11 and 14 on page 303 of probability text
Since x1,x2…xn are independent exponential random variable … n= 100 \(λi=1/1000\)
so,\(E[Xi]=\frac{1}{λi}=1000\)
min\({X1,X2,...,X100}∼exponential(100∑i=1 λi)\)
and \(100 ∑ λi=100×\frac{1}{1000}=\frac{1}{10}\)
\(E(min) = \frac{1}{1/10} = 10\)
Ans = 10 hours
Show the probability density function for \(X1\) and \(X2\) using exponential distribution function.
\(f(X1) = \lambda e ^{λ - x1}\) \(f(X2) = \lambda e ^{λ - x2}\)
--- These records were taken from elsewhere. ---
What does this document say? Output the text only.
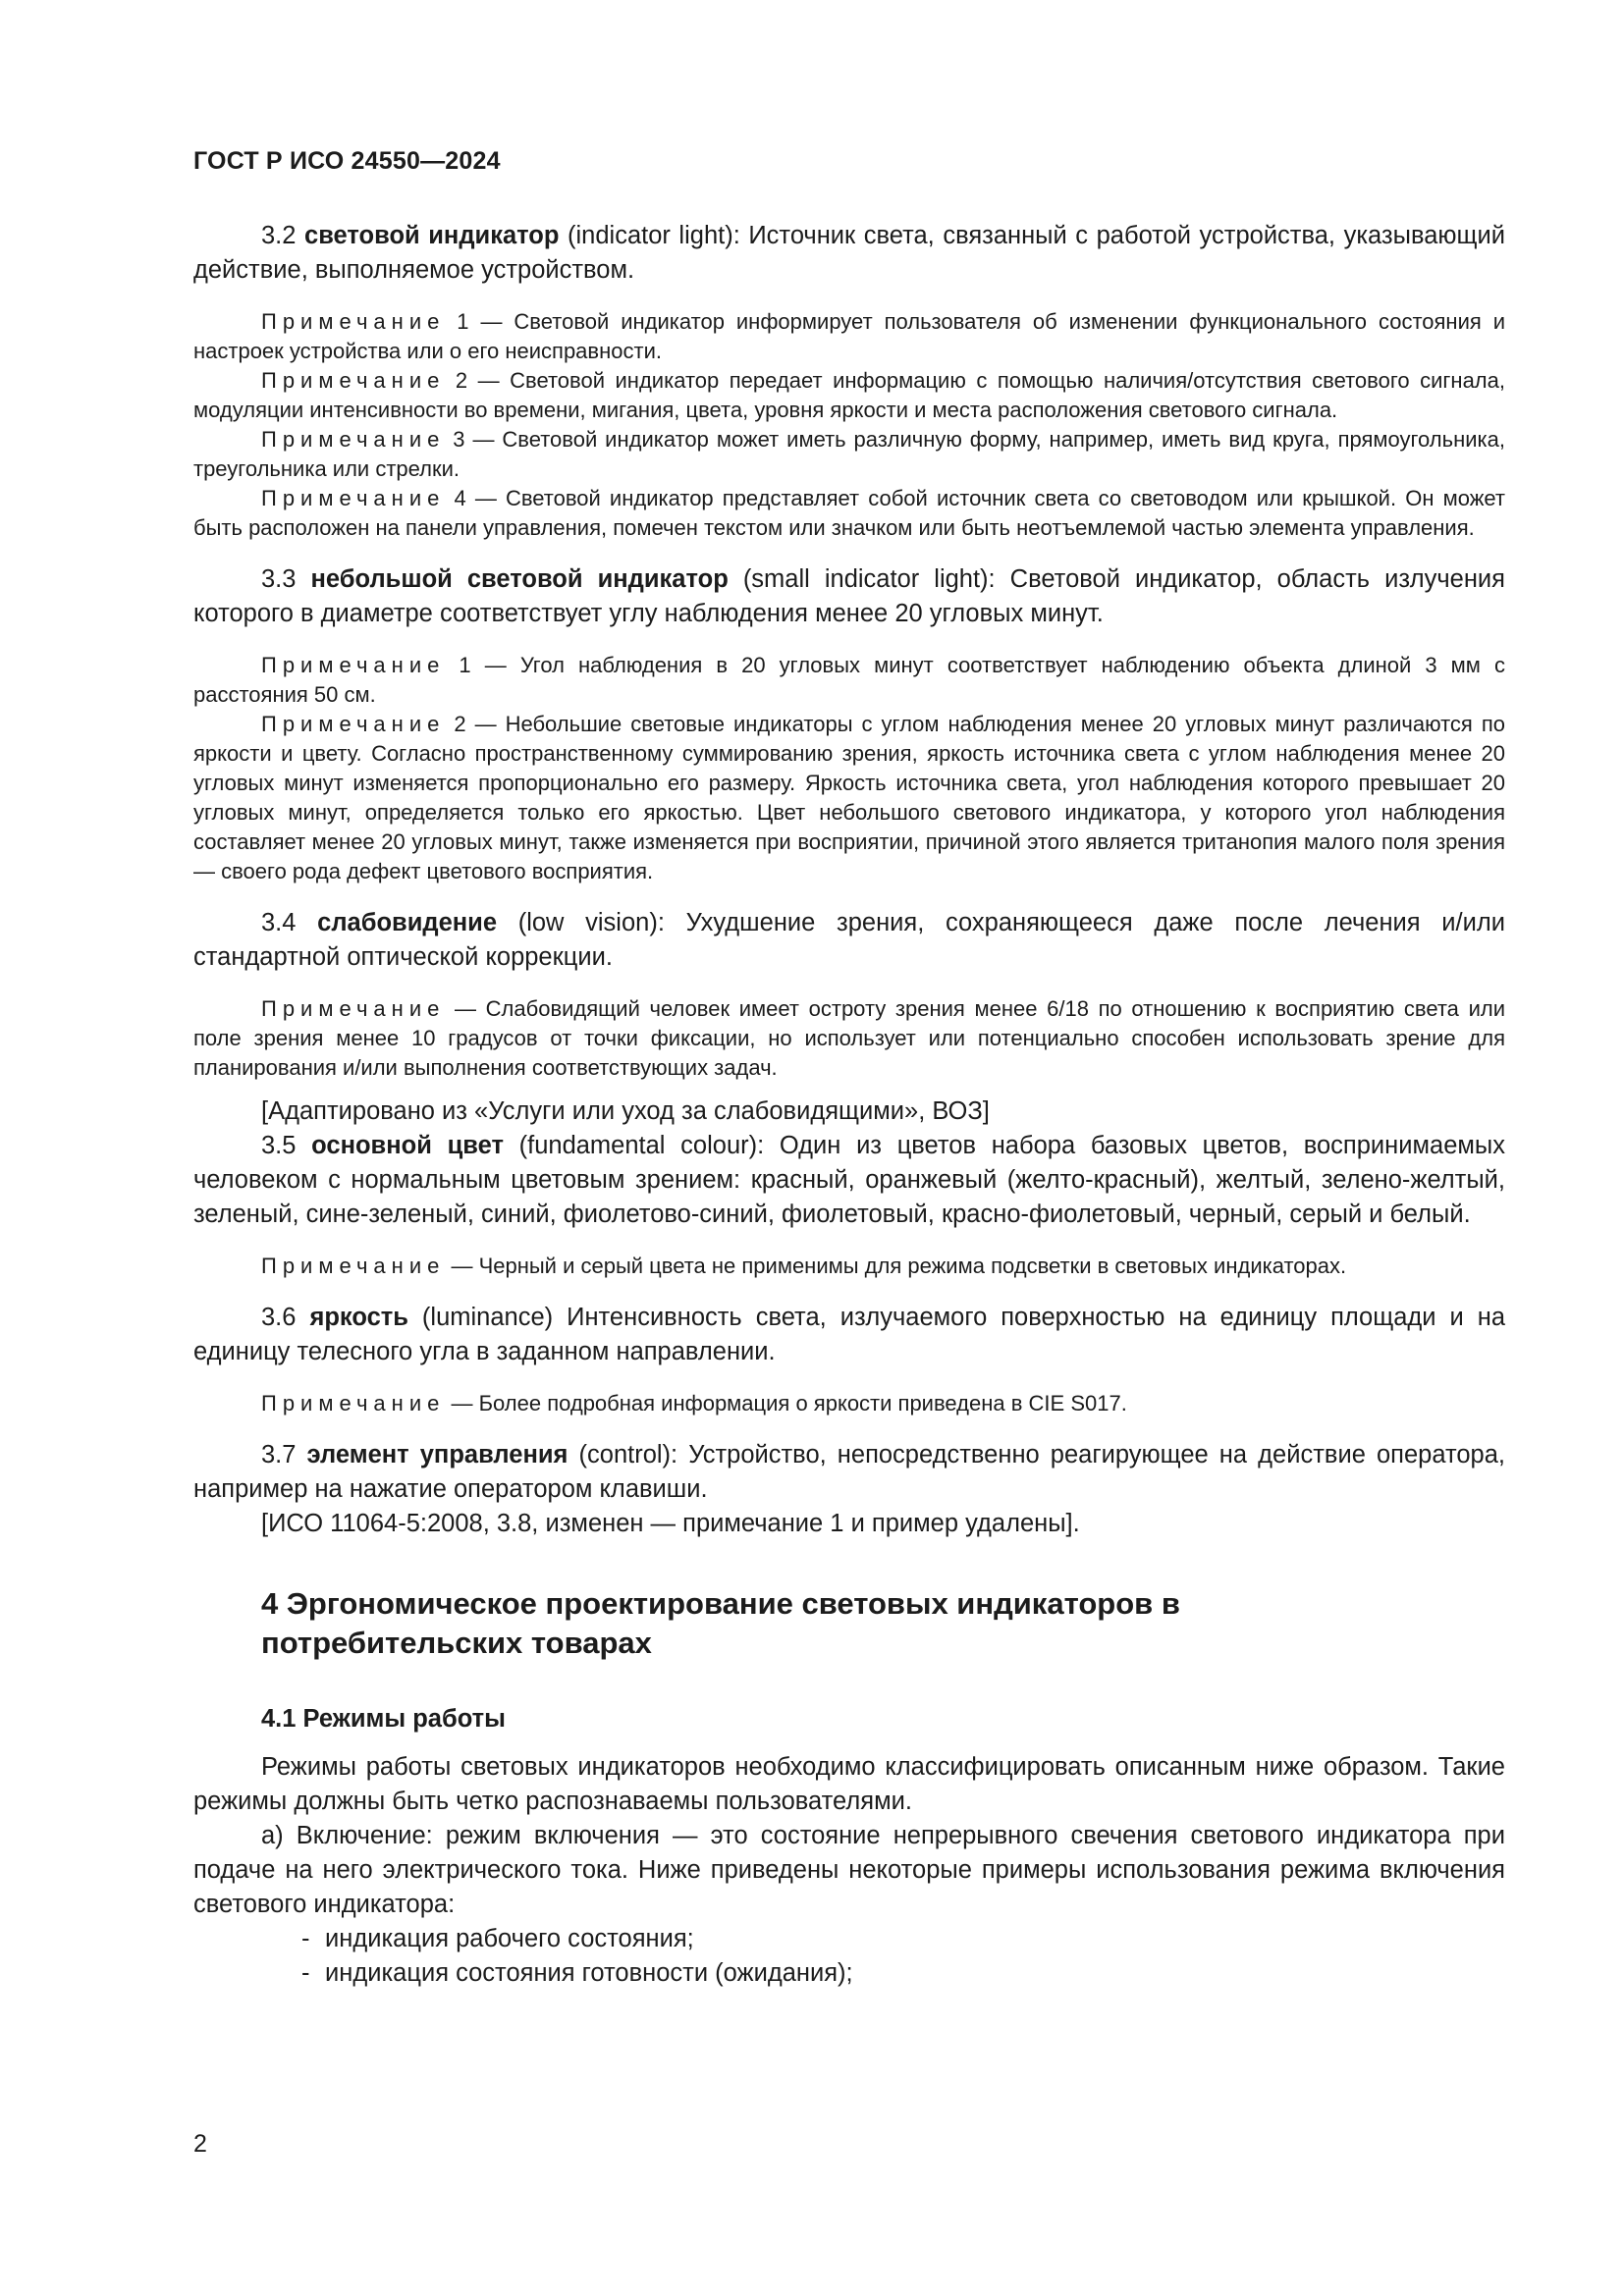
ГОСТ Р ИСО 24550—2024

3.2 световой индикатор (indicator light): Источник света, связанный с работой устройства, указывающий действие, выполняемое устройством.

Примечание 1 — Световой индикатор информирует пользователя об изменении функционального состояния и настроек устройства или о его неисправности.

Примечание 2 — Световой индикатор передает информацию с помощью наличия/отсутствия светового сигнала, модуляции интенсивности во времени, мигания, цвета, уровня яркости и места расположения светового сигнала.

Примечание 3 — Световой индикатор может иметь различную форму, например, иметь вид круга, прямоугольника, треугольника или стрелки.

Примечание 4 — Световой индикатор представляет собой источник света со световодом или крышкой. Он может быть расположен на панели управления, помечен текстом или значком или быть неотъемлемой частью элемента управления.

3.3 небольшой световой индикатор (small indicator light): Световой индикатор, область излучения которого в диаметре соответствует углу наблюдения менее 20 угловых минут.

Примечание 1 — Угол наблюдения в 20 угловых минут соответствует наблюдению объекта длиной 3 мм с расстояния 50 см.

Примечание 2 — Небольшие световые индикаторы с углом наблюдения менее 20 угловых минут различаются по яркости и цвету. Согласно пространственному суммированию зрения, яркость источника света с углом наблюдения менее 20 угловых минут изменяется пропорционально его размеру. Яркость источника света, угол наблюдения которого превышает 20 угловых минут, определяется только его яркостью. Цвет небольшого светового индикатора, у которого угол наблюдения составляет менее 20 угловых минут, также изменяется при восприятии, причиной этого является тританопия малого поля зрения — своего рода дефект цветового восприятия.

3.4 слабовидение (low vision): Ухудшение зрения, сохраняющееся даже после лечения и/или стандартной оптической коррекции.

Примечание — Слабовидящий человек имеет остроту зрения менее 6/18 по отношению к восприятию света или поле зрения менее 10 градусов от точки фиксации, но использует или потенциально способен использовать зрение для планирования и/или выполнения соответствующих задач.

[Адаптировано из «Услуги или уход за слабовидящими», ВОЗ]

3.5 основной цвет (fundamental colour): Один из цветов набора базовых цветов, воспринимаемых человеком с нормальным цветовым зрением: красный, оранжевый (желто-красный), желтый, зелено-желтый, зеленый, сине-зеленый, синий, фиолетово-синий, фиолетовый, красно-фиолетовый, черный, серый и белый.

Примечание — Черный и серый цвета не применимы для режима подсветки в световых индикаторах.

3.6 яркость (luminance) Интенсивность света, излучаемого поверхностью на единицу площади и на единицу телесного угла в заданном направлении.

Примечание — Более подробная информация о яркости приведена в CIE S017.

3.7 элемент управления (control): Устройство, непосредственно реагирующее на действие оператора, например на нажатие оператором клавиши.

[ИСО 11064-5:2008, 3.8, изменен — примечание 1 и пример удалены].

4 Эргономическое проектирование световых индикаторов в потребительских товарах
4.1 Режимы работы

Режимы работы световых индикаторов необходимо классифицировать описанным ниже образом. Такие режимы должны быть четко распознаваемы пользователями.

a) Включение: режим включения — это состояние непрерывного свечения светового индикатора при подаче на него электрического тока. Ниже приведены некоторые примеры использования режима включения светового индикатора:

- индикация рабочего состояния;
- индикация состояния готовности (ожидания);
2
The joint density function of X1 and X2 is \(\lambda e ^(λ - x1) * \lambda ^2 e ^ (-λ(x1 + x2))\)
We can rearrage \(Z = X_1 - X_2\) to \(X_1 = Z + X_2\) and \(X_2 = X_1 - Z\)
If Z is negative, X2 is greater than -Z. If Z is positive, X2 is positive.
Negative Z is \[\int_{-z}^{\infty} \lambda^2 e^{-\lambda(z+2x_2)}dx = \frac{\lambda}{2}e^{\lambda z}\] Positive Z is \[\int_{-z}^{\infty} \lambda^2 e^{-\lambda(z+2x_2)}dx = \frac{\lambda}{2}e^{-\lambda z}\]
Chebyshev’s Inequality is \(P(|X - μ| ≥ kσ) ≤ 1/k^2\)
\(σ=√(100/3) = 10/C3\)
\(kσ = 2\) so \(k = 2/√100/3\) \(P(|X − 10| ≥ 2) = 1/k^2\) = 8.3333 Probability can’t be more than 1, so the upper bound is 1.
\(kσ = 5\) so \(k = 5/√100/3\) \(P(|X − 10| ≥ 5) = 1/k^2\) = 1.33333 Probability can’t be more than 1, so the upper bound is 1.
\(kσ = 9\) \(k = 9/√100/3\) \(P(|X − 10| ≥ 9) = 1/k^2\) = 0.4115 0.4115 is the upper bound.
\(kσ = 20\) \(k = 20/√100/3\) \(P(|X − 10| ≥ 20) = 1/k^2 = 0.083\) 0.083 is the upper bound.